Since for every substring of a String of length >= 2 the text contains at least one substring of length 2 at least as many times, we only need to investigate substrings of length 2.
val s = "hello world this is hello world. hello world repeats three times in this string!"
val li = s.sliding (2, 1).toList
// li: List[String] = List(he, el, ll, lo, "o ", " w", wo, or, rl, ld, "d ", " t", th, hi, is, "s ", " i", is, "s ", " h", he, el, ll, lo, "o ", " w", wo, or, rl, ld, d., ". ", " h", he, el, ll, lo, "o ", " w", wo, or, rl, ld, "d ", " r", re, ep, pe, ea, at, ts, "s ", " t", th, hr, re, ee, "e ", " t", ti, im, me, es, "s ", " i", in, "n ", " t", th, hi, is, "s ", " s", st, tr, ri, in, ng, g!)
val uniques = li.toSet
uniques.toList.map (u => li.count (_ == u))
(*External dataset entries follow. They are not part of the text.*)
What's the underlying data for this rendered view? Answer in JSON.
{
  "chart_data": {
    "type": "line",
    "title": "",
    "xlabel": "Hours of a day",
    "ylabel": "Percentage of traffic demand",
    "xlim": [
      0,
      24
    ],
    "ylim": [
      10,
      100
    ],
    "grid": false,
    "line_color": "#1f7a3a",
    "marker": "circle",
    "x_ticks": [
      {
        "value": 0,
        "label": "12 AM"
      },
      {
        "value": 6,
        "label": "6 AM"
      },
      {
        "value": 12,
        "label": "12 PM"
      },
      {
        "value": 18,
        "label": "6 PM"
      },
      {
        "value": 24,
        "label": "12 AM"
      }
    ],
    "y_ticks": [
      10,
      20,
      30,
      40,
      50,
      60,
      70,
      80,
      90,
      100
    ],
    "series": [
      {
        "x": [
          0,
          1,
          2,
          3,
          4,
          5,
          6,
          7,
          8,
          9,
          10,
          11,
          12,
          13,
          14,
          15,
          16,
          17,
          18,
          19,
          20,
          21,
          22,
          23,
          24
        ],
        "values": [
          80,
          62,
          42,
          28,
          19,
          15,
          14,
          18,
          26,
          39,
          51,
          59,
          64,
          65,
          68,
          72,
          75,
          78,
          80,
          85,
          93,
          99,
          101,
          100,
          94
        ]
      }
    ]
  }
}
// res18: List[Int] = List(1, 2, 1, 1, 3, 1, 5, 1, 1, 3, 1, 1, 3, 2, 1, 3, 1, 3, 2, 3, 1, 1, 1, 1, 1, 3, 1, 3, 3, 1, 3, 1, 1, 1, 3, 3, 2, 4, 1, 2, 2, 1)
uniques.toList(6)
res19: String = "s "
Perl, O(n²) solution
my $str = "hello world this is hello world. hello world repeats three times in this string!";
my #words = split(/[^a-z]+/i, $str);
my ($display,$ix,$i,%ocur) = 10;
# calculate
for ($ix=0 ; $ix<=$#words ; $ix++) {
for ($i=$ix ; $i<=$#words ; $i++) {
$ocur{ join(':', #words[$ix .. $i]) }++;
}
}
# display
foreach (sort { my $c = $ocur{$b} <=> $ocur{$a} ; return $c ? $c : split(/:/,$b)-split(/:/,$a); } keys %ocur) {
print "$_: $ocur{$_}\n";
last if !--$display;
}
displays the 10 best scores of the most common sub strings (in case of tie, show the longest chain of words first). Change $display to 1 to have only the result.There are n(n+1)/2 iterations.